ValidationError: 'book.author.email' does not match pattern '^[^@]+@kuleuven.be$', got value: 'bademail.com'
my_metadata['author'][2]['email'] = 'bademail@kuleuven.be'
my_schema.validate(my_metadata)
INFO:mango_mdschema:Applying default value to required field 'book.publisher': 'Tor'
INFO:mango_mdschema:Missing non-required fields in 'book': ['market_price']
INFO:mango_mdschema:Missing non-required fields in 'book.author': ['age']
INFO:mango_mdschema:Missing non-required fields in 'book.author': ['age']

{'title': 'A book not written yet',
 'author': [{'name': 'Fulano De Tal',
   'email': ['fulano.detal@kuleuven.be'],
   'age': 30},
  {'name': 'Jane Doe',
   'email': ['jane_doe@kuleuven.be', 'sweetdoe@kuleuven.be']},
  {'name': 'etal', 'email': ['bademail@kuleuven.be']}],
 'ebook': 'Available',
 'publishing_date': [datetime.date(2015, 2, 1)],
 'cover_colors': ['red', 'blue'],
 'publisher': 'Tor'}

Final notes on implementation

The metadata can be applied to an object or collection item with my_schema.apply(item, my_metadata), which basically calls to_avus() on the schema and adds the generated list to item.metadata.apply_atomic_operations(), adding each of the AVUs.
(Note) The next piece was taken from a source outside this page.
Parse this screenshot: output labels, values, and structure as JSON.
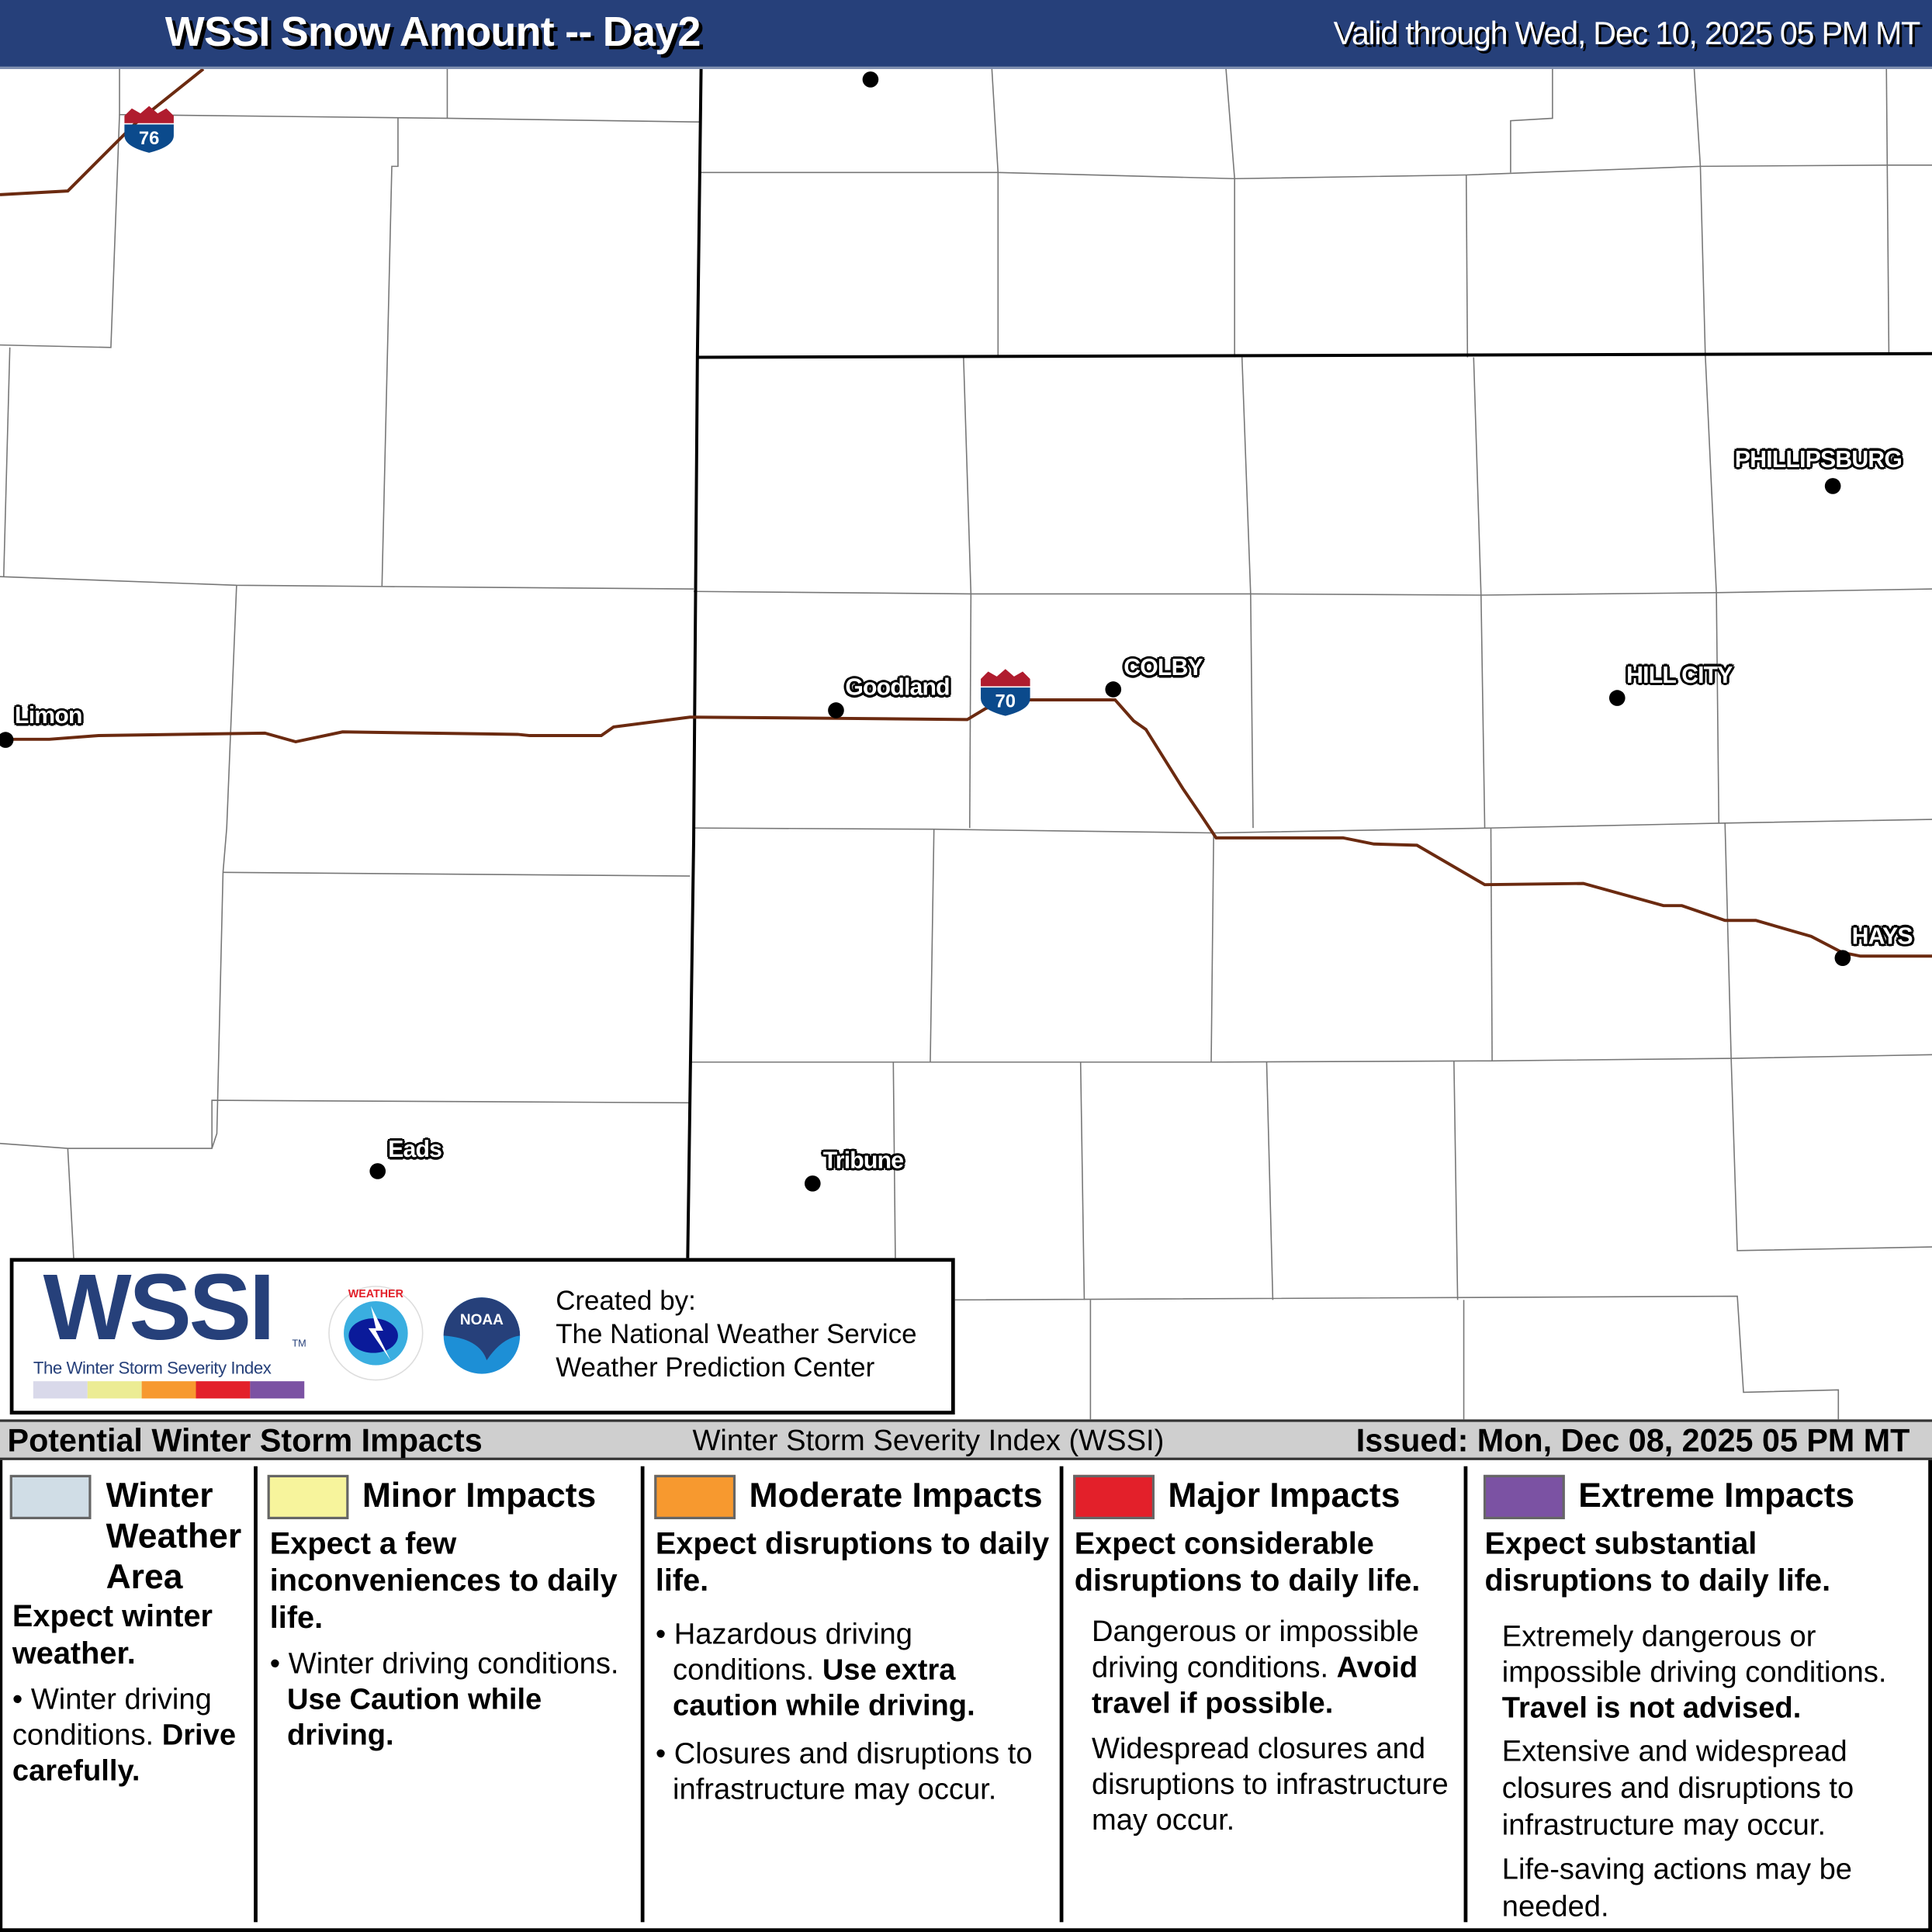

In addition, another AVU is added with name {prefix}.__version__ (e.g. mgs.book.__version__) indicating the version of the schema used for annotation (in this case, "2.0.0").

However, before actually adding the metadata, apply() does two things:

  • It checks whether there already is a {prefix}.__version__ AVU and prints a warning if it's different from the version of the current schema.
  • It removes all existing metadata with the same prefix.

This is the same behavior from the ManGO portal: it replaces all existing metadata linked to a schema with the metadata provided in this instance.